Now varnish will do a backend request to the authentication service URL instead of the original requested URL. The service will return a HTTP 200 response if the auth token is valid and a HTTP 403 when the token is invalid. On positive authentication, I want to deliver the requested content and not the response of the authentication service. So I have to check for this in vcl_deliver:

sub vcl_deliver {
  if (req.backend == auth) {
    if (resp.status != 200) {
    }
    else {
      set req.url = req.http.x-orig-url;
      set req.backend = default;
      set req.http.host = "blog.neovatar.org";
      return(restart);
    }
  }
  if (obj.hits > 0) {
    set resp.http.X-Cache = "HIT:" + obj.hits;
  }
  else {
    set resp.http.X-Cache = "MISS";
  }

  unset resp.http.server;
  unset   resp.http.Age;
  unset   resp.http.X-Varnish;
  unset   resp.http.Via;

  return( deliver );
}

If the auth request returned an HTTP 200 status, then I know the authentication was successfull. So I set the URL to the content URL which I saved to http.x-orig-url earlier. Following this, I call restart, thus telling the varnish thread to start processing the request again from the beginning:

if (req.backend == auth) {
    if (resp.status != 200) {
    }
    else {
      set req.url = req.http.x-orig-url;
      set req.backend = default;
      set req.http.host = "blog.neovatar.org";
      return(restart);
    }
  }

Now, take a look again at my vcl_recv code snippet, there is one important bit I did not mention earlier:

    if (req.url ~ "^/protected/") {
      if (req.restarts == 0) {
        set req.backend = auth;

I check for the number of restarts, so the authentication request is only done on first pass. On subsequent passes the URL is fetched and since I changed the URL to the actual content URL, it is requested and delivered.

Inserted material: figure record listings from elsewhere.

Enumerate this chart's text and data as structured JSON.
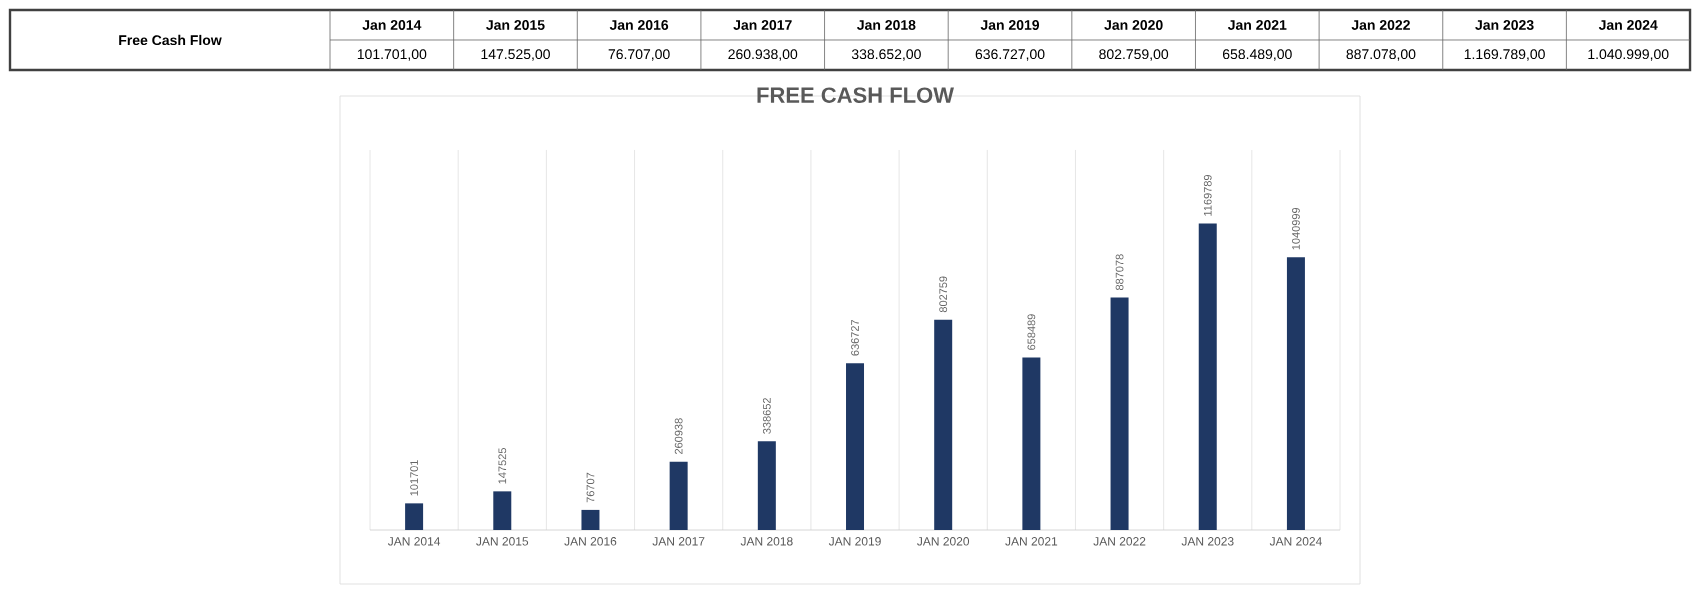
{
  "chart_data": [
    {
      "type": "other",
      "title": "Free Cash Flow",
      "categories": [
        "Jan 2014",
        "Jan 2015",
        "Jan 2016",
        "Jan 2017",
        "Jan 2018",
        "Jan 2019",
        "Jan 2020",
        "Jan 2021",
        "Jan 2022",
        "Jan 2023",
        "Jan 2024"
      ],
      "values": [
        101701.0,
        147525.0,
        76707.0,
        260938.0,
        338652.0,
        636727.0,
        802759.0,
        658489.0,
        887078.0,
        1169789.0,
        1040999.0
      ],
      "value_labels": [
        "101.701,00",
        "147.525,00",
        "76.707,00",
        "260.938,00",
        "338.652,00",
        "636.727,00",
        "802.759,00",
        "658.489,00",
        "887.078,00",
        "1.169.789,00",
        "1.040.999,00"
      ]
    },
    {
      "type": "bar",
      "title": "FREE CASH FLOW",
      "categories": [
        "JAN 2014",
        "JAN 2015",
        "JAN 2016",
        "JAN 2017",
        "JAN 2018",
        "JAN 2019",
        "JAN 2020",
        "JAN 2021",
        "JAN 2022",
        "JAN 2023",
        "JAN 2024"
      ],
      "values": [
        101701,
        147525,
        76707,
        260938,
        338652,
        636727,
        802759,
        658489,
        887078,
        1169789,
        1040999
      ],
      "color": "#1f3864",
      "data_labels": true,
      "grid": "x"
    }
  ]
}
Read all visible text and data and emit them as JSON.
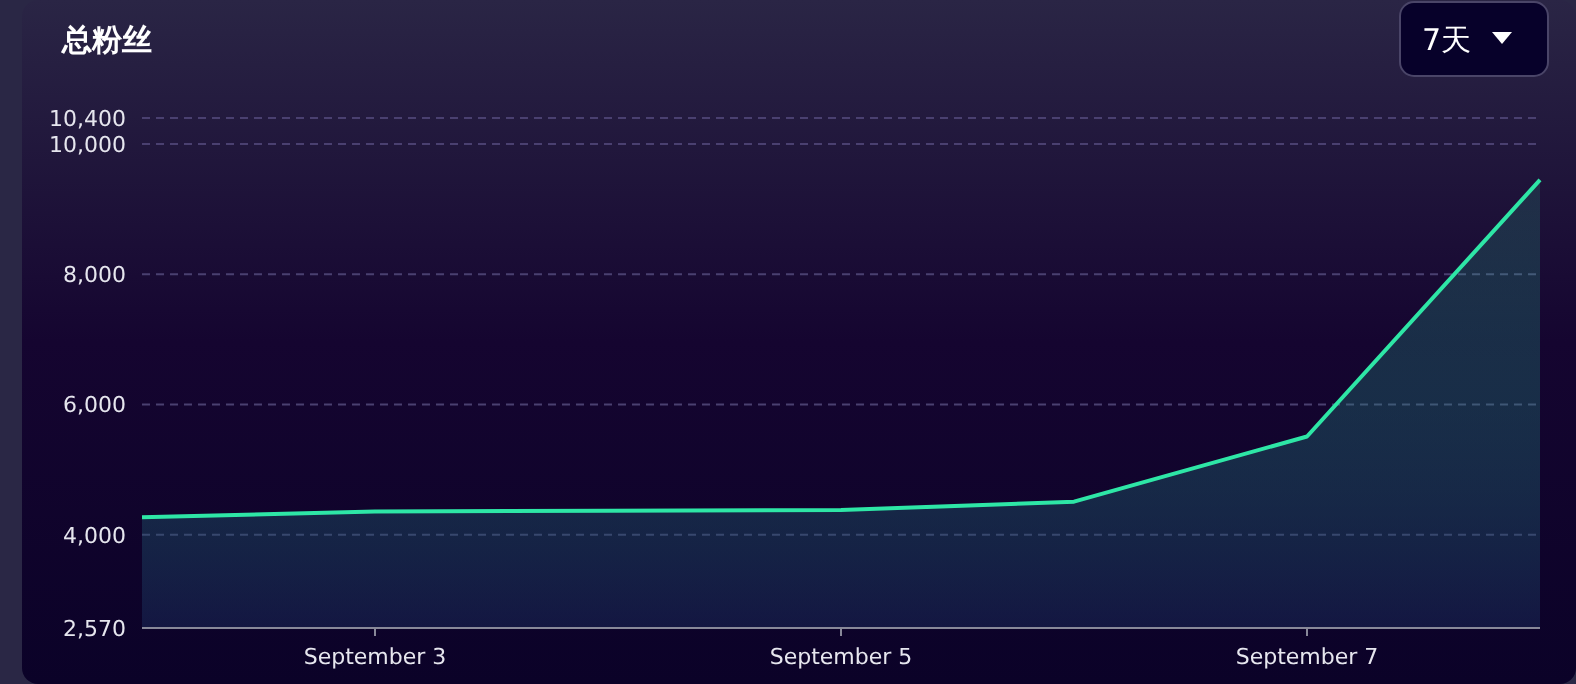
{
  "chart_data": {
    "type": "area",
    "title": "总粉丝",
    "annotations": [
      "7天"
    ],
    "x": [
      "--09-02",
      "--09-03",
      "--09-04",
      "--09-05",
      "--09-06",
      "--09-07",
      "--09-08"
    ],
    "series": [
      {
        "color": "#2ee6a6",
        "values": [
          4270,
          4360,
          4370,
          4380,
          4510,
          5510,
          9450
        ]
      }
    ],
    "xlim": [
      "--09-02",
      "--09-08"
    ],
    "xticks": [
      {
        "value": "--09-03",
        "label": "September 3"
      },
      {
        "value": "--09-05",
        "label": "September 5"
      },
      {
        "value": "--09-07",
        "label": "September 7"
      }
    ],
    "ylim": [
      2570,
      10400
    ],
    "yticks": [
      {
        "value": 2570,
        "label": "2,570"
      },
      {
        "value": 4000,
        "label": "4,000"
      },
      {
        "value": 6000,
        "label": "6,000"
      },
      {
        "value": 8000,
        "label": "8,000"
      },
      {
        "value": 10000,
        "label": "10,000"
      },
      {
        "value": 10400,
        "label": "10,400"
      }
    ],
    "grid": "y",
    "marker": "none",
    "line_style": "solid"
  }
}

And with the right code in vcl_fetch I can cache requests to content and to the auth service:

sub vcl_fetch {
  if (req.http.host == "blog.neovatar.org") {
    # remove cookies, so that blog is cacheable
    unset beresp.http.set-cookie;

    # enforce 1m cache time
    if (beresp.ttl <= 5m ) {
      set beresp.ttl = 5m;
    }
  }
  else if (req.http.host == "auth.neovatar.org") {
    set beresp.ttl = 1m;
  }
}

This will cache content for 5 minutes and authentication queries for 1 minute.